= 2010 DePuy Hip Recall =

Recall of hip replacement implants

The 2010 DePuy Hip Replacement Recall was instituted when DePuy Orthopaedics, Inc., a division of Johnson & Johnson, recalled its ASR XL Acetabular metal-on-metal hip replacement system on August 24, 2010.

==Background==
The recall came after data from a study indicated that the five year failure rate of this product is approximately 13%, or 1 in 8 patients.

At the beginning of 2011, DePuy Orthopaedics said they were phasing out the ASR Hip Implant because of declining sales, but never mentioned the high failure rate data from an Australian implant registry. In March 2011, The New York Times reported that DePuy issued its first warning to doctors and patients about the high early failure rate. However, at this point, they still had not issued a recall of the product. In fact, they claimed any statements referencing a recall were false.

===Lawsuits===

About 93,000 persons worldwide received an ASR implant.

Shine Lawyers commenced an Australian class action in the Federal Court of Australia on September 27, 2011, against DePuy International Pty Ltd and Johnson and Johnson Medical Pty Ltd. Both lawsuits claimed that the DePuy ASR hip replacement was defectively designed, that DePuy knew that there were problems with the implant early on but did not do anything to let patients or their surgeons know about the possible problems.

==== United States ====
The first lawsuit in the United States against DePuy Orthopaedics was filed on June 15, 2010.
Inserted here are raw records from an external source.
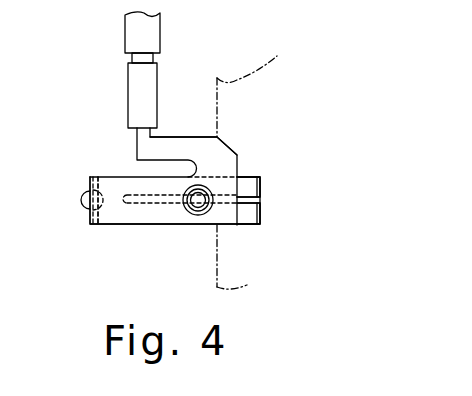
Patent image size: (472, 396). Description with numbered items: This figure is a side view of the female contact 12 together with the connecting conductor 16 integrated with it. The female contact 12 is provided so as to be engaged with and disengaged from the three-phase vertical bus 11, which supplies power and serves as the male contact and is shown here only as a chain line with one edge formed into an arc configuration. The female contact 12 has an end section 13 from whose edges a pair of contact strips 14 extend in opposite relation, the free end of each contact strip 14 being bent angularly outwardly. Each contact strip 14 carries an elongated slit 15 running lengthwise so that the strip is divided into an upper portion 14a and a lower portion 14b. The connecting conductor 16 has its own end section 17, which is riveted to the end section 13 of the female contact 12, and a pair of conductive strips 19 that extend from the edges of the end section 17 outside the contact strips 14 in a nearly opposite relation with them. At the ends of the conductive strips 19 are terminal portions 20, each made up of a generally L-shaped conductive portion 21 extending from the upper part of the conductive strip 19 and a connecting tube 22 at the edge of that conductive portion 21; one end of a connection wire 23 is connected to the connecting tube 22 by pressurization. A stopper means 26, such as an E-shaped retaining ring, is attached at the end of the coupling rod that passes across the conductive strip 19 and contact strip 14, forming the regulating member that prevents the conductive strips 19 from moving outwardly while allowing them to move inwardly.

The vertical bus 11 is at (259, 165).
The female contact 12 is at (291, 189).
The end section 13 is at (88, 183).
The contact strip 14 is at (250, 226).
The upper portion 14a is at (252, 190).
The lower portion 14b is at (260, 208).
The elongated slit 15 is at (153, 200).
The connecting conductor 16 is at (141, 236).
The end section 17 is at (90, 215).
The conductive strip 19 is at (115, 213).
The terminal portion 20 is at (174, 112).
The conductive portion 21 is at (192, 148).
The connecting tube 22 is at (138, 100).
The connection wire 23 is at (133, 32).
The stopper means 26 is at (198, 200).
Through the multidistrict litigation process, the cases were centralized in different courts depending on the exact implant at issue. The United States Judicial Panel on Multidistrict Litigation (JPML) issued a ruling on December 7, 2010 that determined the fate of the United States lawsuits relating to the ASR XL Acetabular Hip System implants. Its ruling stated that all cases filed across the country "are transferred to the Northern District of Ohio and, with the consent of that court, assigned to the Honorable David A. Katz for coordinated or consolidated pretrial proceedings." On January 26, 2011, Judge Katz entered an order in the multidistrict litigation naming the leadership counsel for both the plaintiffs and the defendants. Ben Gordon, Eric Kennedy, Ellen Relkin, Mark Robinson, Christopher Seeger, and Steven Skikos were named on the plaintiffs' Executive Committee. Robert Tucker and Susan Sharko were named as defendants' Co-Lead Counsel.

In 2013, Johnson & Johnson announced that it would pay $2.5 billion to settle claims related to the ASR XL implants globally. Johnson & Johnson retained an option to withdraw the settlement if too few claimants signed up, but in May 2014 it announced it would not withdraw the global settlement. Settlements began at a base of $250,000. Johnson & Johnson continued to deny culpability.

==== Pinnacle implant litigation ====

On May 24, 2011, the JPML centralized all cases relating to the Pinnacle Acetabular Cup System in the Northern District of Texas before judge James E. Kinkeade.

The Pinnacle litigation centralized in the Northern District of Texas proceeded to a series of bellwether trials for selected plaintiffs from different states. In a first trial with a single Montana plaintiff, the jury found for DePuy. In a second trial with five Texas plaintiffs, the jury awarded $502 million to the plaintiffs, consisting of $142 million in actual damages and $360 million in punitive damages. The judge reduced this to a total judgment of $151 million based on the Texas limitation on punitive damages. In a third trial with six California plaintiffs, the jury awarded $1.04 billion to the plaintiffs, consisting of $30 million in actual damages and over $1 billion in punitive damages.

== India ==
Of the total number of people receiving the implants, about 4,700 were in India. As of 2018, J&J committed to working with the Indian government to support all Indian ASR patients. In late 2018, an Indian government report, the accuracy of which has been disputed by J&J, proposed that each patient who had a faulty implant should receive a lump sum payment of ₹2 million. J&J had previously provided to cover diagnostic and surgical costs to patients with defective implants, but the Indian government was concerned that these monies included no compensatory funds.